Since starting to translate Ferrante, you've also translated books by Primo Levi, Pier Paolo Pasolini and Elsa Morante. Were those projects that came to you, or were they projects you wanted to bring to English readers?

"Primo Levi came to me. There was an editor who had this vision of doing the complete works of Primo Levi in English. I had read some Levi, but I hadn't read all of Levi, and it turned into this huge project. It's three volumes, 3,000 pages.

"In the beginning, there were certain existing translations and we were just going to collect the existing translations and put them together, look them over. But then we realized that Levi had actually not been well-published in English, and a lot of his books were published in pieces. He wrote a lot of things that were short stories or short chapters and they were not published in the versions in Italian. In the end, we ended up re-translating almost everything."

How did the Morante book Arturo's Island come about?

"She's a really fascinating writer, and it turns out that, when you start looking closely, Ferrante was very influenced by her. So that's another whole layer of interest. Like Arturo's Island, what's it about? It's about a teenager coming of age with very intense feelings about everything. There are certain similarities. You could say they're accidental, but there's something about the intensity of the voices."

It seems like Ferrante's success has opened up more interest in Italian female writers, like Natalia Ginzburg, for example. Do you think that's true?

"Of course, I'd like to think so. There have been more Italian women writers being published and more interest in Italian women writers.

"Certainly, more attention is paid now to translated literature, but the number still stays around 3 percent. Of that, the number of women translated is really tiny. But I do think there's been more interest in Italian women, definitely."

Why do you think these books strike a chord with Americans today?

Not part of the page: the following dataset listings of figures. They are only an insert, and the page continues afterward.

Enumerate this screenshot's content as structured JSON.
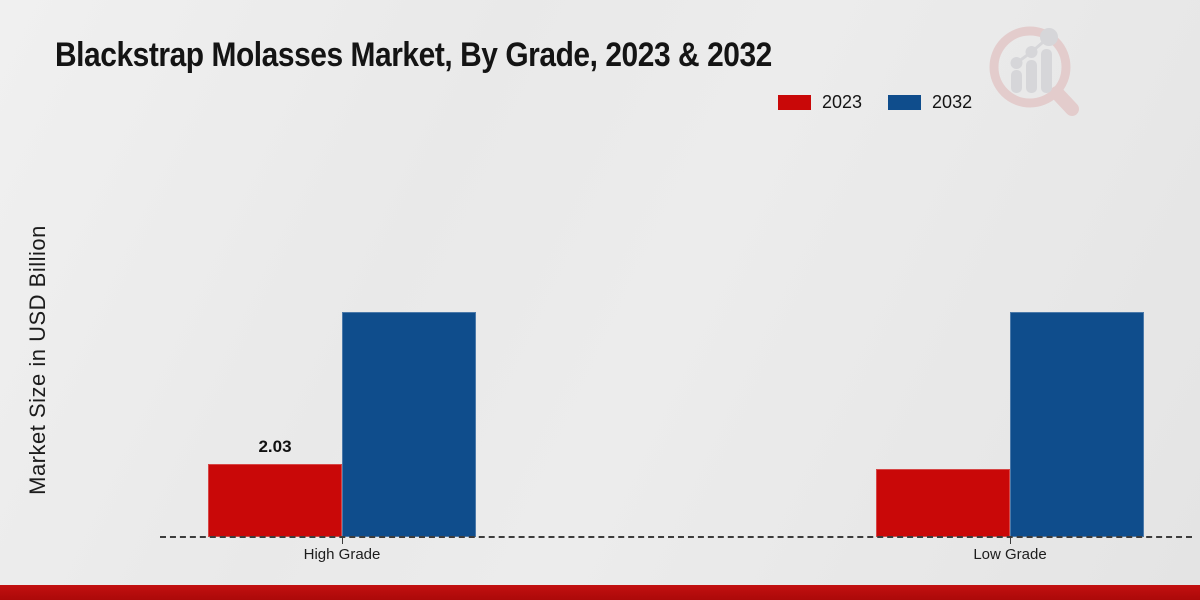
{
  "title": "Blackstrap Molasses Market, By Grade, 2023 & 2032",
  "y_axis_label": "Market Size in USD Billion",
  "legend": [
    {
      "label": "2023",
      "color": "#c90808"
    },
    {
      "label": "2032",
      "color": "#0f4d8c"
    }
  ],
  "colors": {
    "bar_2023": "#c90808",
    "bar_2032": "#0f4d8c",
    "footer_stripe": "#b70d0d",
    "baseline": "#3c3c3c",
    "background": "#e9e9e9"
  },
  "watermark_icon": "magnifier-bar-chart-logo",
  "chart_data": {
    "type": "bar",
    "title": "Blackstrap Molasses Market, By Grade, 2023 & 2032",
    "xlabel": "",
    "ylabel": "Market Size in USD Billion",
    "categories": [
      "High Grade",
      "Low Grade"
    ],
    "series": [
      {
        "name": "2023",
        "color": "#c90808",
        "values": [
          2.03,
          1.89
        ],
        "labels": [
          "2.03",
          ""
        ]
      },
      {
        "name": "2032",
        "color": "#0f4d8c",
        "values": [
          6.25,
          6.25
        ],
        "labels": [
          "",
          ""
        ]
      }
    ],
    "ylim": [
      0,
      7
    ],
    "grid": false,
    "y_ticks_shown": false,
    "legend_position": "top-right",
    "baseline_style": "dashed"
  }
}
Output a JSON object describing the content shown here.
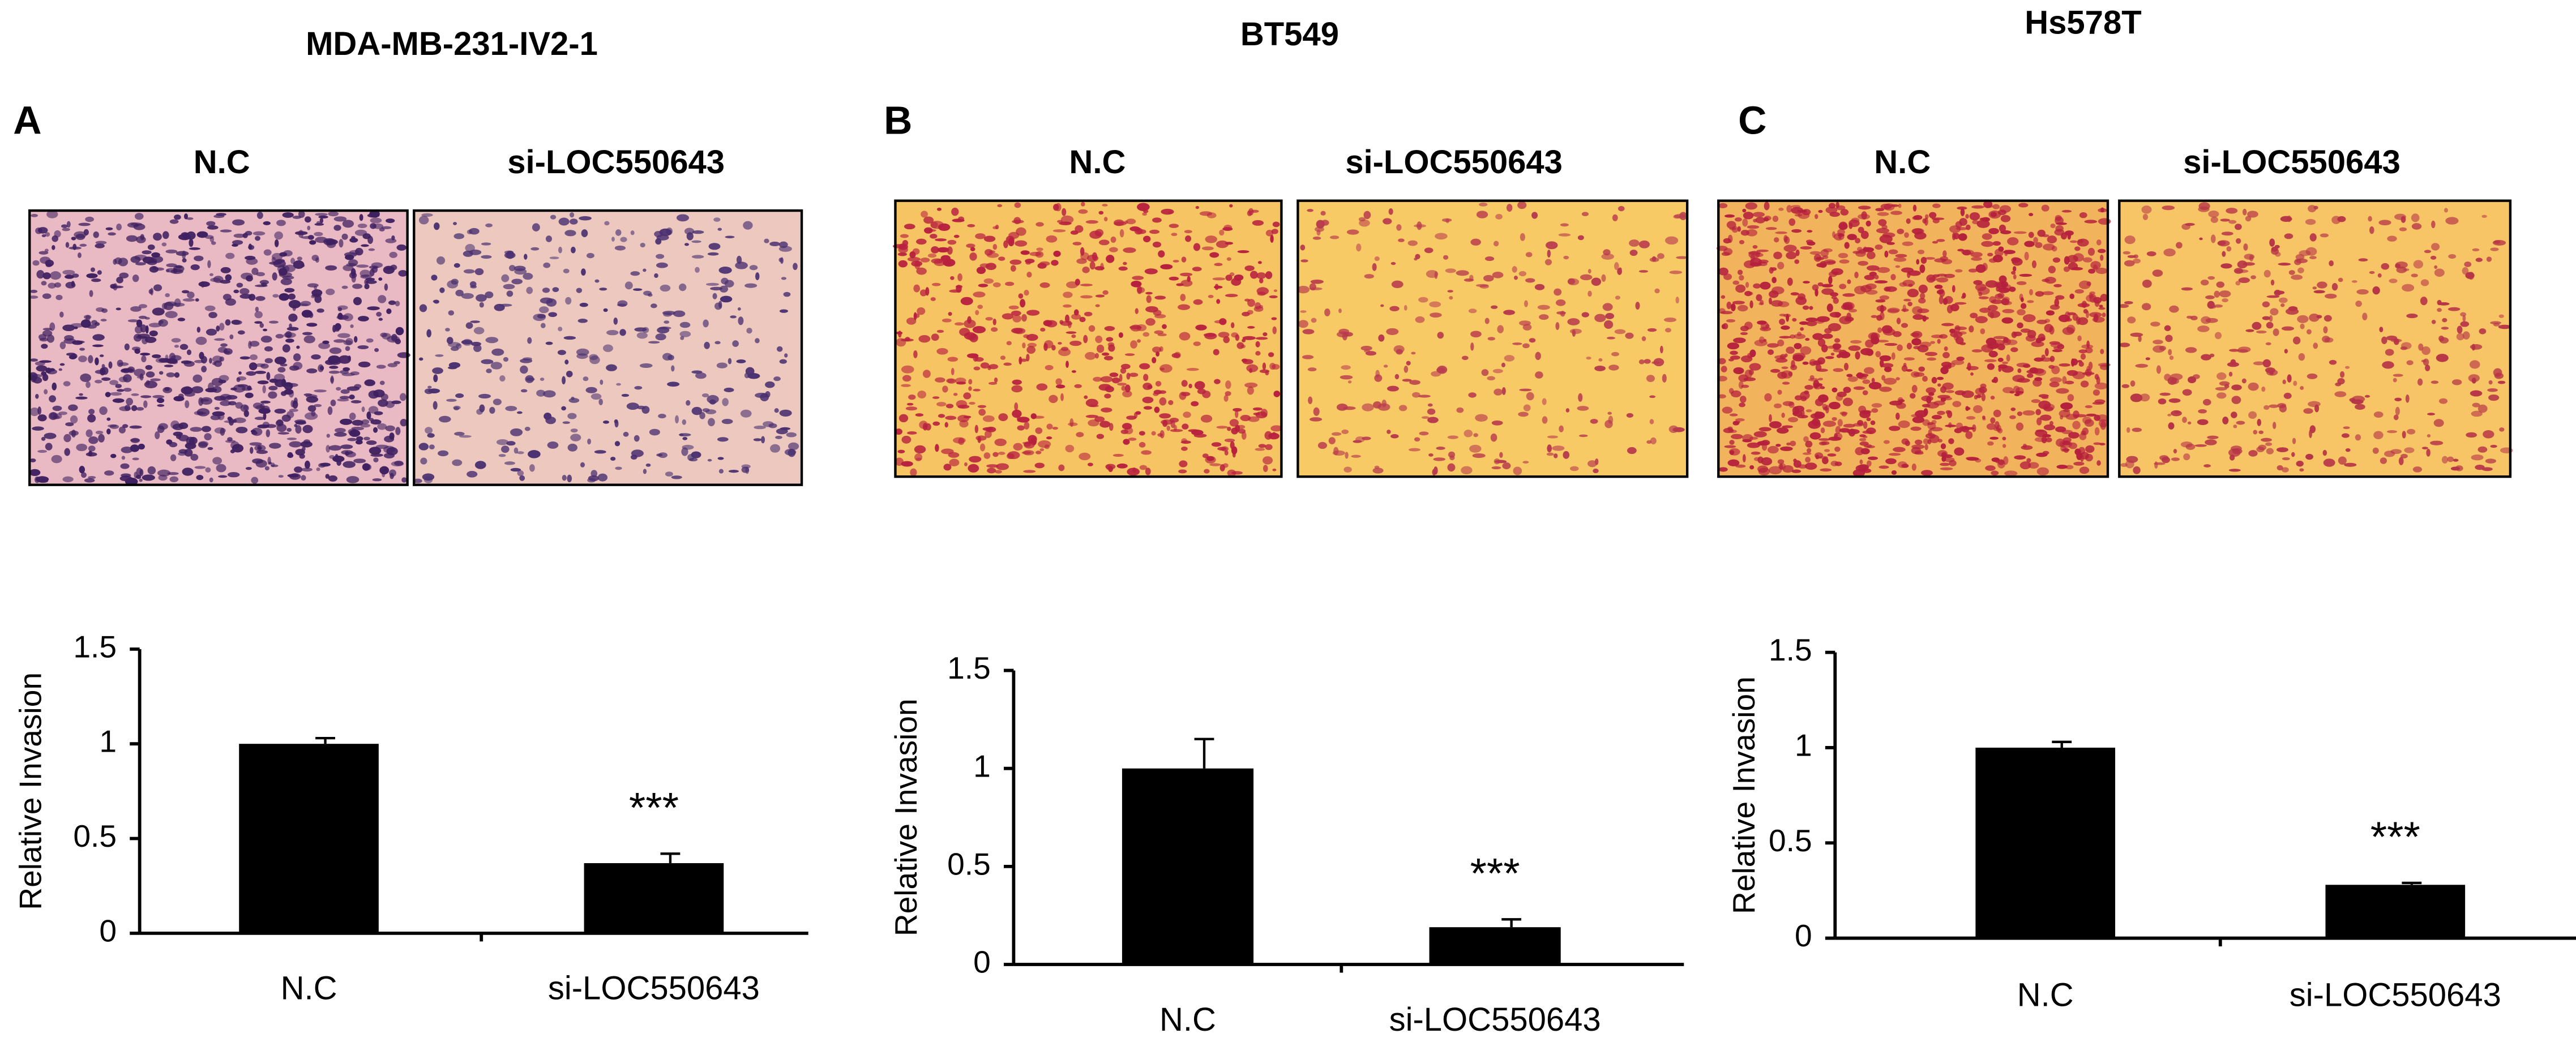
{
  "chart_data": [
    {
      "type": "bar",
      "panel": "A",
      "title": "MDA-MB-231-IV2-1",
      "image_labels": [
        "N.C",
        "si-LOC550643"
      ],
      "ylabel": "Relative Invasion",
      "categories": [
        "N.C",
        "si-LOC550643"
      ],
      "values": [
        1,
        0.37
      ],
      "errors": [
        0.03,
        0.05
      ],
      "significance": [
        null,
        "***"
      ],
      "color": "#000000",
      "ylim": [
        0,
        1.5
      ],
      "yticks": [
        0,
        0.5,
        1,
        1.5
      ]
    },
    {
      "type": "bar",
      "panel": "B",
      "title": "BT549",
      "image_labels": [
        "N.C",
        "si-LOC550643"
      ],
      "ylabel": "Relative Invasion",
      "categories": [
        "N.C",
        "si-LOC550643"
      ],
      "values": [
        1,
        0.19
      ],
      "errors": [
        0.15,
        0.04
      ],
      "significance": [
        null,
        "***"
      ],
      "color": "#000000",
      "ylim": [
        0,
        1.5
      ],
      "yticks": [
        0,
        0.5,
        1,
        1.5
      ]
    },
    {
      "type": "bar",
      "panel": "C",
      "title": "Hs578T",
      "image_labels": [
        "N.C",
        "si-LOC550643"
      ],
      "ylabel": "Relative Invasion",
      "categories": [
        "N.C",
        "si-LOC550643"
      ],
      "values": [
        1,
        0.28
      ],
      "errors": [
        0.03,
        0.01
      ],
      "significance": [
        null,
        "***"
      ],
      "color": "#000000",
      "ylim": [
        0,
        1.5
      ],
      "yticks": [
        0,
        0.5,
        1,
        1.5
      ]
    }
  ]
}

"The Ferrante books tell a story where, even though the details aren't familiar, everybody has those relationships. We all have parents or partners or children or friends, and there's something about the way she examines those relationships that I think people relate to. They're illuminating. She examines these relationships in a way that can be kind of uncomfortable, but it shows you something. In the new book, we all have been this teenager or we can relate to those teenage emotions, and she shows them to you in a really detailed and kind of harsh way."

You mentioned the low amount of new books that are translations, but, at least anecdotally, it seems like we're living in a golden age for translated literature. Do you agree?

"I think that's true. I won't say it's a brilliant career choice. It's very hard to support yourself just on translating. I always said that my day job supported my habit."